С выезда Мазепы из зимовника Кныша, под гнетом сознания, что нет уже у него никого близкого на белом свете, ему не приходило на ум это имя, и вот теперь оно молнией ударило в его сердце и взволновало застывшую кровь: ему почудился даже от далекой посестры справедливый упрек, что он, побратым, в минуту душевной невзгоды не вспомнил даже о ее существовании.
— От Марианны, — повторил гетман после некоторого испытующего молчания, и незаметная улыбка скользнула по его серьезному задумчивому лицу. — Да, от Марианны, от дочки Гострого, что нас всех здесь пленила и красотой своей, и умом. Она пишет, что отец ее, несмотря на все усилия, не получает никаких известий от Многогрешного, что гетман, видимо, замкнулся в себе, стал страшно скрытен, а может, и задумал новую неладную думу, что ханенковские послы находятся еще пока там, но ходит слух, будто гетман думает их отправить в Москву, да только вместе со своими послами.
— Гм, гм! — покачал головой Мазепа. — Заварил, значит, кашу Ханенко! Только вряд ли его дело выгорит… Однако времена наступают рискованные, тревожные: зевать нельзя…
— Да, вот потому-то я так и тревожился: тут каждый час дорог, надо послать упредить беду, а тебя нет, как нет, — я чуть с ума не сошел!
— Понимаю: и на Запорожье справа была неотложная, и здесь нагорело сразу… Можно было послать Дудку или Богуна…
— Богуна и след простыл, где-то там с ляхами считается, никак сквитаться не может, а Дудка надудил бы такого, что всю б нашу музыку сгадил.
— Нет, он ничего тоже, — улыбнулся Мазепа снисходительно, — но, во всяком случае, ехать нужно немедленно.
— Завтра же, если не устал, — прямо в Батурин.
— Да, да, конечно… А об усталости и речи быть не может: для потребы отчизны никто не смеет беречь своих сил! — говорил Мазепа с искусственным одушевлением и тер от досады себе лоб. — Только вот что: сразу отправиться в Батурин, не ведая, как там стоит справа, в каком положении дело с послами и что у гетмана на думке, — это значит начать игру в жмурки, с завязанными глазами. А я лучше заеду сначала на минутку к Гострому да разузнаю, — не пронюхал ли он чего-нибудь и с какой стороны легче к гетману подойти, — а чтоб не терять времени, то пошлю сейчас же на проведки в Батурин моего нового приятеля, бывшего ханенковского поверенного, Гордиенко: он перешел искренно на нашу сторону и за ясновельможного не пожалеет своей головы.

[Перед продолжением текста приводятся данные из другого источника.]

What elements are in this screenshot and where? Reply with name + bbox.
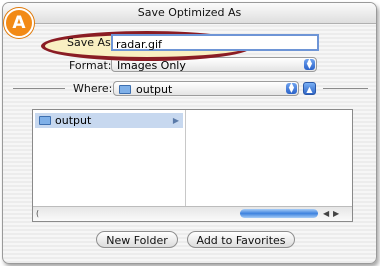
folder-icon <box>119 85 131 94</box>
format-label: Format: <box>69 59 112 72</box>
where-select[interactable]: output ▲ ▼ <box>113 81 299 96</box>
where-label: Where: <box>73 82 113 95</box>
folder-icon <box>39 116 51 125</box>
expand-triangle-button[interactable]: ▲ <box>303 82 316 95</box>
browser-row-output[interactable]: output ▶ <box>35 113 183 128</box>
browser-column: output ▶ <box>33 110 186 207</box>
where-value: output <box>136 83 173 96</box>
add-to-favorites-button[interactable]: Add to Favorites <box>187 231 295 248</box>
file-browser: output ▶ ( ◀ ▶ <box>32 109 353 222</box>
step-a-badge: A <box>4 8 34 38</box>
browser-row-label: output <box>55 114 92 127</box>
horizontal-scrollbar[interactable]: ( ◀ ▶ <box>33 206 352 221</box>
scrollbar-thumb[interactable] <box>240 209 318 218</box>
divider-right <box>323 88 368 89</box>
save-as-input[interactable]: radar.gif <box>111 34 319 51</box>
divider-left <box>13 88 65 89</box>
scroll-left-icon[interactable]: ◀ <box>323 208 329 220</box>
dialog-title: Save Optimized As <box>3 3 376 24</box>
disclosure-arrow-icon: ▶ <box>172 116 179 125</box>
scroll-right-icon[interactable]: ▶ <box>333 208 339 220</box>
save-dialog: Save Optimized As Save As: radar.gif For… <box>2 2 377 264</box>
updown-arrows-icon: ▲ ▼ <box>286 82 297 94</box>
scroll-left-cap-icon: ( <box>36 209 40 218</box>
save-as-label: Save As: <box>67 36 115 49</box>
new-folder-button[interactable]: New Folder <box>96 231 178 248</box>
updown-arrows-icon: ▲ ▼ <box>304 58 315 70</box>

Это казак щирый, непродажный и за правое дело стоит до смерти. Ханенковские послы ничего от него не скроют, и я, приехавший в Батурин, буду иметь с двух сторон верные сведения, буду, значит, знать сразу, как держаться с гетманом и что предпринять.
— Вельми прекрасно! — согласился повеселевший гетман. — Что не мысль у тебя, так словно золотой гафт (шитье, убор): уж и наделил же тебя Господь Бог головой! Вот, приехал, — и с души у меня сразу камень свалился, и светлая надежда проснулась…
— Батько мой родный, гетмане найславнейший, — воскликнул растроганный до слез Мазепа, — твое любвеобильное, безмерно ласковое сердце преувеличивает мои заслуги: все они сводятся лишь к любви к твоей милости и к бесталанной отчизне, а успехи и удачи не от меня, а от милосердого Бога.